By NATARIO McKENZIE
Tribune Business Reporter
An anti-bank fee advocacy group yesterday argued there was "still much to do" to improve the industry, and expressed concern about insufficient education on the proposed credit bureau.
Dr Denotrah Archer-Cartwright, lead organiser for Citizens Against Banking Exploitation (CABE), said the group was pleased to hear that concern over banking fees had not fallen on deaf ears, with the sector having reduced some administrative charges.
"Our top concerns were the high interest rates, fees and lack of consumer education," she said. "To see such things now being addressed shows the power of advocacy, and what we can do when we stick to a goal.
"Our online petition is well over 5,000 signatures, and our online live meeting with the governor of Central Bank opened the eyes of thousands of Bahamians. Although it takes a few faithful to stand up, we have gathered the support of thousands of Bahamians on this issue and the numbers increase each day."

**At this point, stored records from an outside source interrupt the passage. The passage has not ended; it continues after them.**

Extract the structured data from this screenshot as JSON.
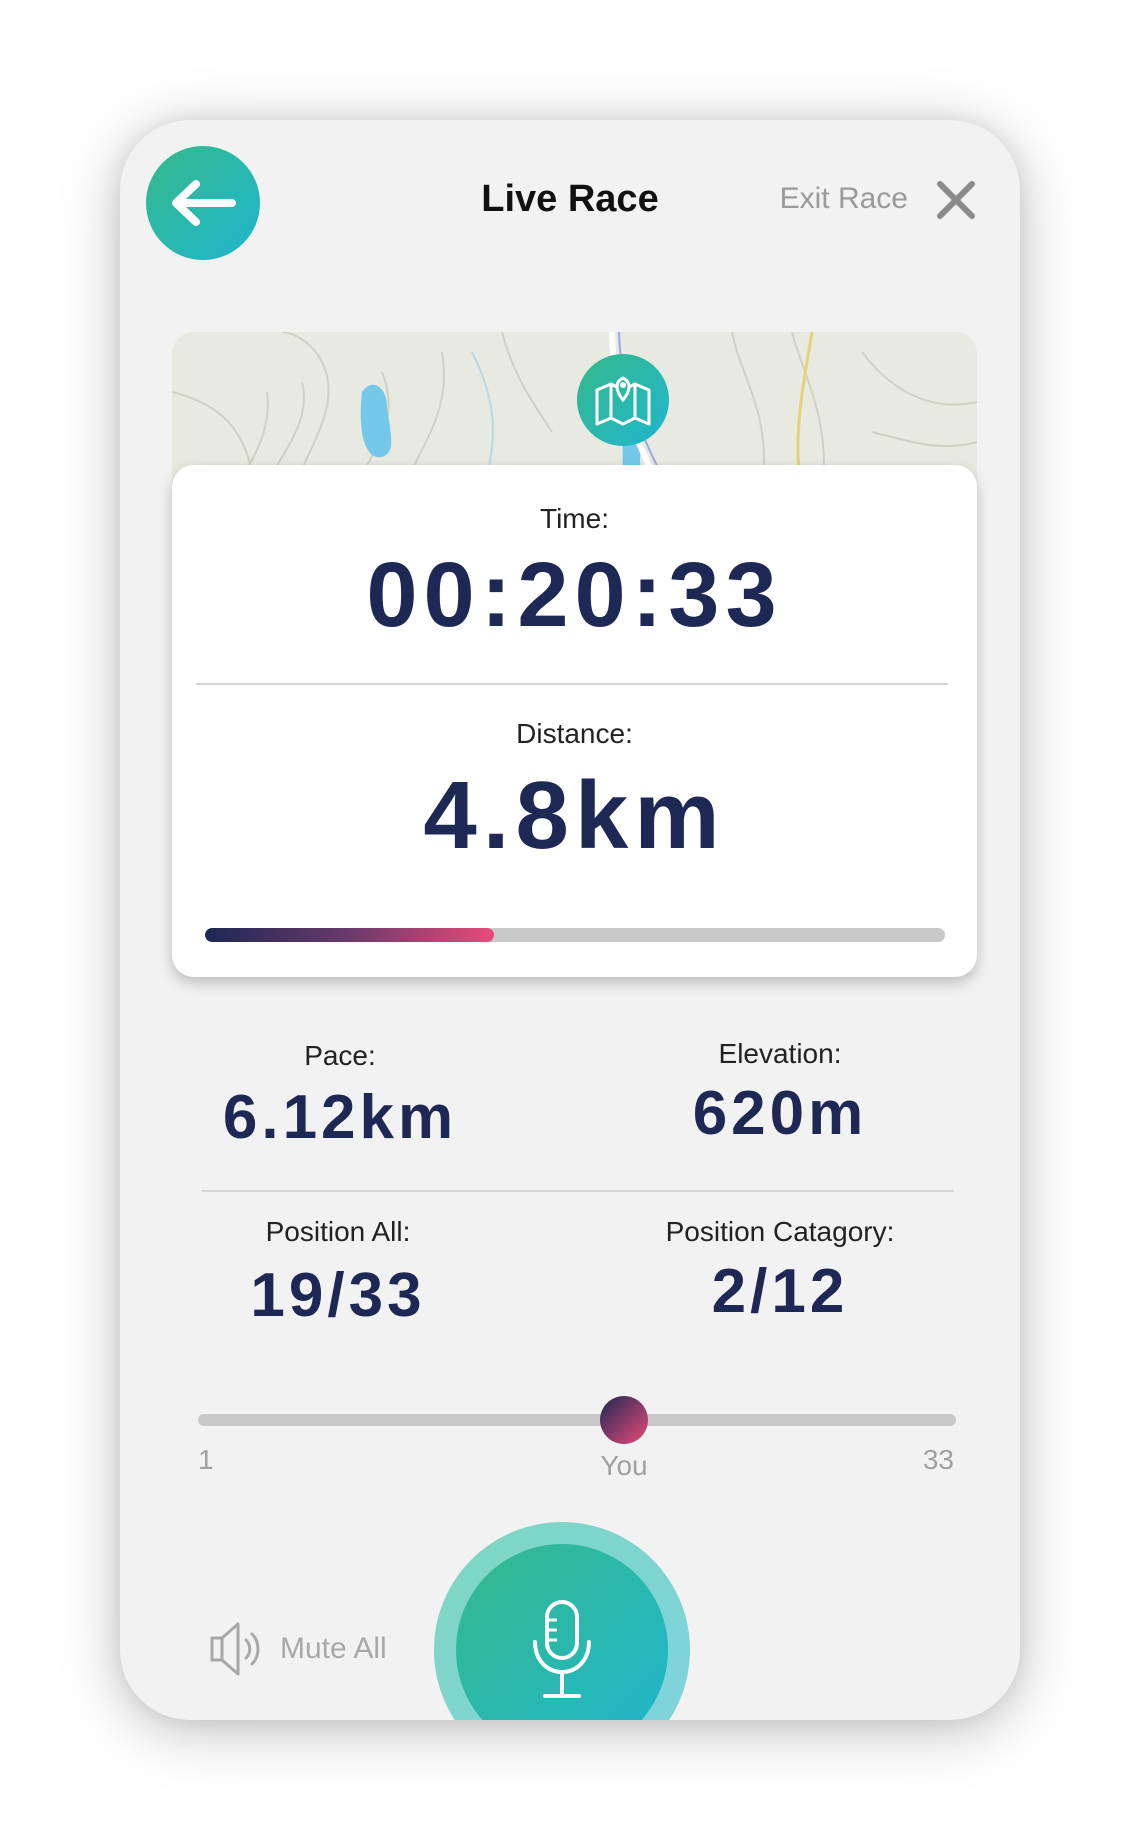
{
  "header": {
    "title": "Live Race",
    "exit_label": "Exit Race"
  },
  "time": {
    "label": "Time:",
    "value": "00:20:33"
  },
  "distance": {
    "label": "Distance:",
    "value": "4.8km",
    "progress": 0.39
  },
  "stats": {
    "pace": {
      "label": "Pace:",
      "value": "6.12km"
    },
    "elevation": {
      "label": "Elevation:",
      "value": "620m"
    },
    "position_all": {
      "label": "Position All:",
      "value": "19/33"
    },
    "position_category": {
      "label": "Position Catagory:",
      "value": "2/12"
    }
  },
  "ranking": {
    "min_label": "1",
    "max_label": "33",
    "you_label": "You",
    "position": 19,
    "total": 33
  },
  "controls": {
    "mute_label": "Mute All"
  },
  "icons": {
    "back": "arrow-left-icon",
    "close": "close-icon",
    "map": "map-pin-icon",
    "speaker": "speaker-icon",
    "mic": "microphone-icon"
  },
  "colors": {
    "accent_start": "#35b98a",
    "accent_end": "#1fb6cf",
    "value_text": "#1e2855",
    "progress_end": "#e94a7a"
  }
}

Following numerous complaints over banking fees, the six commercial banks together with the Central Bank have been engaged in talks since last October with Dion Foulkes, minister of labour, who oversees the Government's consumer affairs division.
The Clearing Banks Association's (CBA) chairman, Gowon Bowe, told Tribune Business yesterday that while there have been no across-the-board fee reductions, banks had reduced charges largely due to consumer behaviour.
"There is still much to do to have a less dysfunctional banking system, such as homeowner rights; a more Bahamian ownership; and justice for consumers," said Dr Archer-Cartwright. "We urge the government and the Central Bank to partner with our organisation to continue to deal with these issues and create a more independent committee to address such things. In the meantime, CABE is committed to continue to hold Central Bank and the Government's feet to the fire to improve banking for the average Bahamian."
She added: "We also note that with the upcoming Credit Bureau's introduction looming, we are concerned that not enough education has been provided. Neither have there been adequate opportunities to pull the many Bahamians who are already in debt, or will have 'bad credit', out of this situation. What can we do to help those persons before they are hit with this new system?The Government should recognise that they can be making things more difficult for those already in a bad position.
"Unless everyone's credit rating will not be retroactive, this may create another banking bust and harm the economy even further. That point was not made clear. Our organisation is here to assist in educating Bahamians, and we hope the Central Bank and Government will reach out to us and continue to consider the needs of the citizens of The Bahamas. We are not interested in fighting the Government but working for a better Bahamas for Bahamians."